Sort the array in descending order
Return element at index k-1

Implementation:

Python:

def find_kth_largest_sorting(nums, k):
    """
    Find kth largest using sorting
    Time: O(n log n)
    Space: O(1) if in-place sort allowed
    """
    nums.sort(reverse=True)
    return nums[k - 1]

Key Insights

Min-Heap Strategy: Maintain k largest elements, root is kth largest
Quickselect Efficiency: Average O(n) but worst-case O(n²)
Random Pivot: Improves quickselect average performance
Partitioning: For kth largest, partition with larger elements on left

Edge Cases

k = 1: Return maximum element
k = n: Return minimum element
Single Element: Array with one element
Duplicate Values: Multiple occurrences of kth largest
All Same Values: All elements identical

Test Cases

def test_find_kth_largest():
    # Basic test cases
    assert find_kth_largest_heap([3,2,1,5,6,4], 2) == 5
    assert find_kth_largest_heap([3,2,3,1,2,4,5,5,6], 4) == 4
    
    # Edge cases
    assert find_kth_largest_heap([1], 1) == 1
    assert find_kth_largest_heap([1,2], 1) == 2
    assert find_kth_largest_heap([1,2], 2) == 1
    
    # All same values
    assert find_kth_largest_heap([5,5,5,5], 2) == 5
    
    # Negative numbers
    assert find_kth_largest_heap([-1,-3,2,0,1], 2) == 1
    
    # Test quickselect as well
    assert find_kth_largest_quickselect([3,2,1,5,6,4], 2) == 5
    assert find_kth_largest_quickselect([3,2,3,1,2,4,5,5,6], 4) == 4
    
    print("All tests passed!")

test_find_kth_largest()

Interview Tips

Ask About Constraints: Is k always valid? Can we modify input array?
Discuss Trade-offs: Heap vs quickselect vs sorting
Mention Optimization: Random pivot for quickselect
Handle Edge Cases: k=1, k=n, duplicates, single element
Follow-up Questions: Be ready to implement both heap and quickselect

Follow-up Questions

Kth Smallest Element: Modify for finding kth smallest
Streaming Data: Handle continuous stream of numbers
Memory Constraint: What if only O(1) extra space allowed?
Multiple Queries: Multiple k values for same array
Distinct Elements: Find kth largest distinct element

Common Mistakes

Wrong Heap Type: Using max-heap instead of min-heap
Index Confusion: Off-by-one errors with k and array indices
Partition Logic: Wrong comparison in quickselect partition
Worst Case: Not considering O(n²) worst case of quickselect
Duplicate Handling: Not handling duplicate values correctly

Concept Explanations

Why Min-Heap for Kth Largest: A min-heap of size k maintains the k largest elements seen so far. The root (minimum of these k elements) is exactly the kth largest element overall.

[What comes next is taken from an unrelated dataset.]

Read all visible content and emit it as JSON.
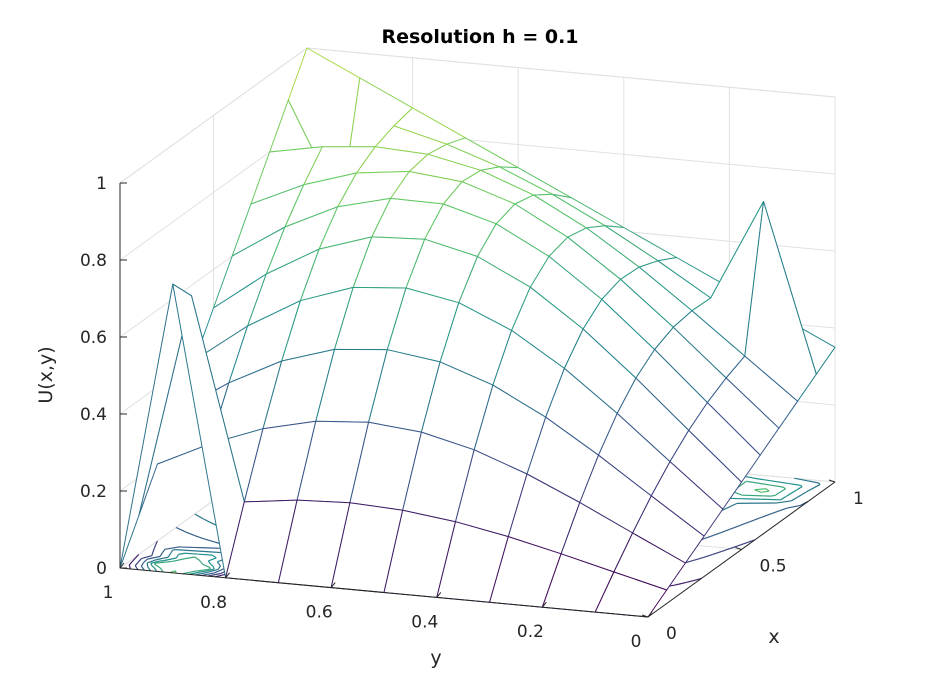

Quickselect Algorithm: Based on quicksort partitioning but only recurses into one side. For kth largest, we partition so that larger elements are on the left, then search accordingly.

Time Complexity Analysis:

Heap: O(n log k) - each element processed once with O(log k) heap operations
Quickselect: O(n) average - each recursion eliminates roughly half the elements
Sorting: O(n log n) - standard comparison-based sorting bound

When to Apply: Use heap approach when k is small relative to n. Use quickselect when you need guaranteed O(n) average performance and can modify the input array. Use sorting when simplicity is preferred and O(n log n) is acceptable.